Feb. 6, 2024

Beating the Winter Blues

President's Blog
Margaret Hudson
President, Burnbrae Farms
4th Generation Farmer

Do you battle the winter blahs as the temperature drops? Growing up in a farming family means that I spent plenty of time outdoors in all four seasons, and I continue to do so. I find that the shorter days of winter, coupled with cloud cover and less daylight, can sometimes leave me feeling a bit sluggish.

As I meet people in the farm, food and healthcare communities, I find that “ways to get through the long winter” is a popular subject. From winter walks to comfort food to vitamin D, here are some of the tips that I’ve heard over the years that may help you brave the elements. They work well for me.

1. Stay active. There will be days when it’s -20°C outside and too cold to go for a walk. Don’t let that derail your plans to get moving. Exercise has been shown to help combat depression and elevate mood by increasing endorphins and other brain chemicals that make you feel happier. Walking just 15 minutes a day can make a difference in your mood. Too cold outside? Walk the aisles of a local mall or grocery store. Many community centres have free indoor walking tracks, too. But remember: Getting daylight also helps beat the winter blues, so walk outside whenever the weather allows.

2. Get enough vitamin D. This one is based on science. The sun’s rays are converted to vitamin D in our body when the sun hits our skin. But in the colder months, we get less sunshine, plus more of our skin is covered by clothes. That means we don’t make as much vitamin D. You can get vitamin D from some foods, including eggs like Naturegg Nature’s Best or Naturegg Omega Plus eggs. Health Canada recommends that Canadian adults also take vitamin D supplements. Vitamin D helps reduce inflammation, combat depression and support immune function, so you want to make sure you get enough every day.

3. Choose foods with omega-3 fats: Make sure your diet includes foods that contain omega-3 fats, such as Naturegg Omega-3 eggs and fatty fish, such as salmon, trout and mackerel. Omega-3 fats have been shown to reduce symptoms of depression and help improve mood . Eat eggs daily and incorporate fatty fish into your meals at least twice a week to reap the mood-boosting benefits.

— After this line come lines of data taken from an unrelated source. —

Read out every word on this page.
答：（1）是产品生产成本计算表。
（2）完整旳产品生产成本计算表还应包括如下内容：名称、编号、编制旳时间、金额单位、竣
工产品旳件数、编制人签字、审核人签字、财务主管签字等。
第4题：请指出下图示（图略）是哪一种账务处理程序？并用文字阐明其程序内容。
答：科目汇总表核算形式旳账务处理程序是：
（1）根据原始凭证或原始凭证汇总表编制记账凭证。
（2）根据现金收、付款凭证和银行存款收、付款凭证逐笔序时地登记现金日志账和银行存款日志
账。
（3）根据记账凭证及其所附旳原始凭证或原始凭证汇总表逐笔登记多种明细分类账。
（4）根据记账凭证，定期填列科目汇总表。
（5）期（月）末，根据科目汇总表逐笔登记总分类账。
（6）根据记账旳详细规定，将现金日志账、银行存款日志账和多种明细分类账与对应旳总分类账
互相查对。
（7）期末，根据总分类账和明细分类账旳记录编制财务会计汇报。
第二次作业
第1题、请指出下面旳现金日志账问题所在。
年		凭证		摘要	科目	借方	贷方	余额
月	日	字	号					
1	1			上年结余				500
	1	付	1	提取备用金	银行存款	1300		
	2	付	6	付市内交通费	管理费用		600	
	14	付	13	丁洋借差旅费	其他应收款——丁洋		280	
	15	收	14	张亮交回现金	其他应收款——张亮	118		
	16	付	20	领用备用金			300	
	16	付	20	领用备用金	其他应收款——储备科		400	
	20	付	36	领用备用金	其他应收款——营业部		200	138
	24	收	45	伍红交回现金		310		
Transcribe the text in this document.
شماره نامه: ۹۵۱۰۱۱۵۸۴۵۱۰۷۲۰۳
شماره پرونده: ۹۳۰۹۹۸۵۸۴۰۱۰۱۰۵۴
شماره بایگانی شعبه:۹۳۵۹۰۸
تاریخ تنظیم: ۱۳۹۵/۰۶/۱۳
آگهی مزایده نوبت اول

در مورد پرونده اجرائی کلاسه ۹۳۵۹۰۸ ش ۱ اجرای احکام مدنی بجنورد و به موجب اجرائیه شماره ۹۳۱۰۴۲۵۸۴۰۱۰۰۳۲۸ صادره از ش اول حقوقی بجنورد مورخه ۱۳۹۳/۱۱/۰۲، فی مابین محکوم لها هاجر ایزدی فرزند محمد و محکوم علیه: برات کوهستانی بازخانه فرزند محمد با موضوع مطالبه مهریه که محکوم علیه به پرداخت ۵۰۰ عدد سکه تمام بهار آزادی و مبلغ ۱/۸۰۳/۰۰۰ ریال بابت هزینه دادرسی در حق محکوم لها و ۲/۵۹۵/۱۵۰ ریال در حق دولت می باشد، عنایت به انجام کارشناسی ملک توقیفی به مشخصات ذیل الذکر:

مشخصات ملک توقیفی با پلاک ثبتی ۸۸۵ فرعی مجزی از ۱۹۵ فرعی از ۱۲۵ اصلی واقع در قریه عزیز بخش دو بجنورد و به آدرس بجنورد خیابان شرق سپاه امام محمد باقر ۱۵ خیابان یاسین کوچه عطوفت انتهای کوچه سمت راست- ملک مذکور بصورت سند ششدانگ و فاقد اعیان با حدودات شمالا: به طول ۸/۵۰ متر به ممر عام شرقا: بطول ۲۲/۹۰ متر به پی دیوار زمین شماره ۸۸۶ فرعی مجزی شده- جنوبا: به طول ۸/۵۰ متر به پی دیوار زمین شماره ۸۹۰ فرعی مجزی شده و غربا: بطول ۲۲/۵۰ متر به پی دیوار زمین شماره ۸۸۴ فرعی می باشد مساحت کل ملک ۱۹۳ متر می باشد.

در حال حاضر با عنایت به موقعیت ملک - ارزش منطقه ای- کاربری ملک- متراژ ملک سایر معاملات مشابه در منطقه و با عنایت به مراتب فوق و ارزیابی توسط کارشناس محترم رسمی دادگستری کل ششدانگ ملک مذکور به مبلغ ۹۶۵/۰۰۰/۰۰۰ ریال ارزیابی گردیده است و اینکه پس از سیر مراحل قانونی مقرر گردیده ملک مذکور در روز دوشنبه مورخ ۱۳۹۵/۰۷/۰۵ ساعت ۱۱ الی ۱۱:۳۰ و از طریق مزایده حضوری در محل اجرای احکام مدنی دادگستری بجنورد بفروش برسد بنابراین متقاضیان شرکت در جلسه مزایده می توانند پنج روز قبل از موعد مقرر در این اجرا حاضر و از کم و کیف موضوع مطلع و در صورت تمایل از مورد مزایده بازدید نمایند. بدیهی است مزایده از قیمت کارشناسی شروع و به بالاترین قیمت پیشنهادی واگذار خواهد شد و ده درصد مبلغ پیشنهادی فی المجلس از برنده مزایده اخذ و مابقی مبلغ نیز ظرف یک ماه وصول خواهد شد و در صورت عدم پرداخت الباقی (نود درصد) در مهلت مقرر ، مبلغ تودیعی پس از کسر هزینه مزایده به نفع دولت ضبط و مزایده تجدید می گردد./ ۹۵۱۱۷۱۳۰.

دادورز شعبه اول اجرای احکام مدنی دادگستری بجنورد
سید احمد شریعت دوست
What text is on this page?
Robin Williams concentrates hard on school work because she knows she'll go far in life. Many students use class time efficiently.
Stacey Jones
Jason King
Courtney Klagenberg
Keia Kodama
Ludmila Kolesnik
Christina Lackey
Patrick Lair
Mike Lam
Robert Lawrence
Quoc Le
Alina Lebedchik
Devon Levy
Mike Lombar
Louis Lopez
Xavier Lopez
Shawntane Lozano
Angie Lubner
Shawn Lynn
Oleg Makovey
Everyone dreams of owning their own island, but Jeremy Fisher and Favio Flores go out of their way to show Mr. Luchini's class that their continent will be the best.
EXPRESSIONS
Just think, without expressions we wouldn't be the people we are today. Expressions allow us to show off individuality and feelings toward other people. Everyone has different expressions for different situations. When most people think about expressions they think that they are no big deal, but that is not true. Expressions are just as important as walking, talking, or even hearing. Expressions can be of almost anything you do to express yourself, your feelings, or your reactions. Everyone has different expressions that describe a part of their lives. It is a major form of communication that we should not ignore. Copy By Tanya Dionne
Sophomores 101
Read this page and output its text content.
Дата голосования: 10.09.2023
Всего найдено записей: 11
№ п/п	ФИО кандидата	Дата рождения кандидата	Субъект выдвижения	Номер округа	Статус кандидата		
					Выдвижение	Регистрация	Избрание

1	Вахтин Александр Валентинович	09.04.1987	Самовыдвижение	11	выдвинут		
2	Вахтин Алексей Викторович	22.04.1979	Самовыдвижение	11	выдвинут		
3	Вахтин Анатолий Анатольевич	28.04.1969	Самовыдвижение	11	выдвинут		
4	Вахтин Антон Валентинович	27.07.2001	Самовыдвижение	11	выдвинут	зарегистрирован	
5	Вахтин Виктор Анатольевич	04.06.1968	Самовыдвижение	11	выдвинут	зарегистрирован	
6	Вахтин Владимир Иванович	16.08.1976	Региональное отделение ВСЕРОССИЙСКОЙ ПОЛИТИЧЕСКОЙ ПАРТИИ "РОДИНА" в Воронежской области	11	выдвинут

4. Enjoy fruits and vegetables: The colour on the plate is enough to make you smile! Try to include more citrus fruits such as oranges, grapefruits and clementines. Their refreshing flavours can brighten up gloomy winter days. Dark leafy greens such as kale and spinach are rich in magnesium, iron and vitamins A, C, and K which help combat fatigue and boost overall mood. Winter staples such as carrots, sweet potatoes and beets provide a steady source of energy. Roast them with olive oil and spices for a warming side dish.

5. Embrace comfort foods: Some foods make us feel good when we eat them. They are known as comfort foods and they are often tied to a pleasant memory related to family, holidays or vacations. Comfort foods also fill true cravings. When we feel bad, the body releases stress hormones which break down fats and carbohydrates to give us energy. That leaves us craving foods to replace the fat and carbs that were lost. It may be why we crave foods such pasta and pizza. Make room for nourishing comfort foods as part of your balanced eating plan. A favourite dish can make any day better.

6. Add eggs to your diet: Eggs check so many of the boxes listed above! They have a mix of essential nutrients including mood stabilizing vitamin D and magnesium, and some are enriched with omega-3 fats. Eggs also contain folate, a vitamin that is connected with serotonin, the hormone that promotes good mood. And talk about comfort food! Souffles, omelettes and Eggs Benedict hit the right nostalgic note for many people. Try some of these classic comforts:

Being active and eating nutrient-dense foods are the best tips that I have heard for beating the winter blahs and staying energized in the colder months.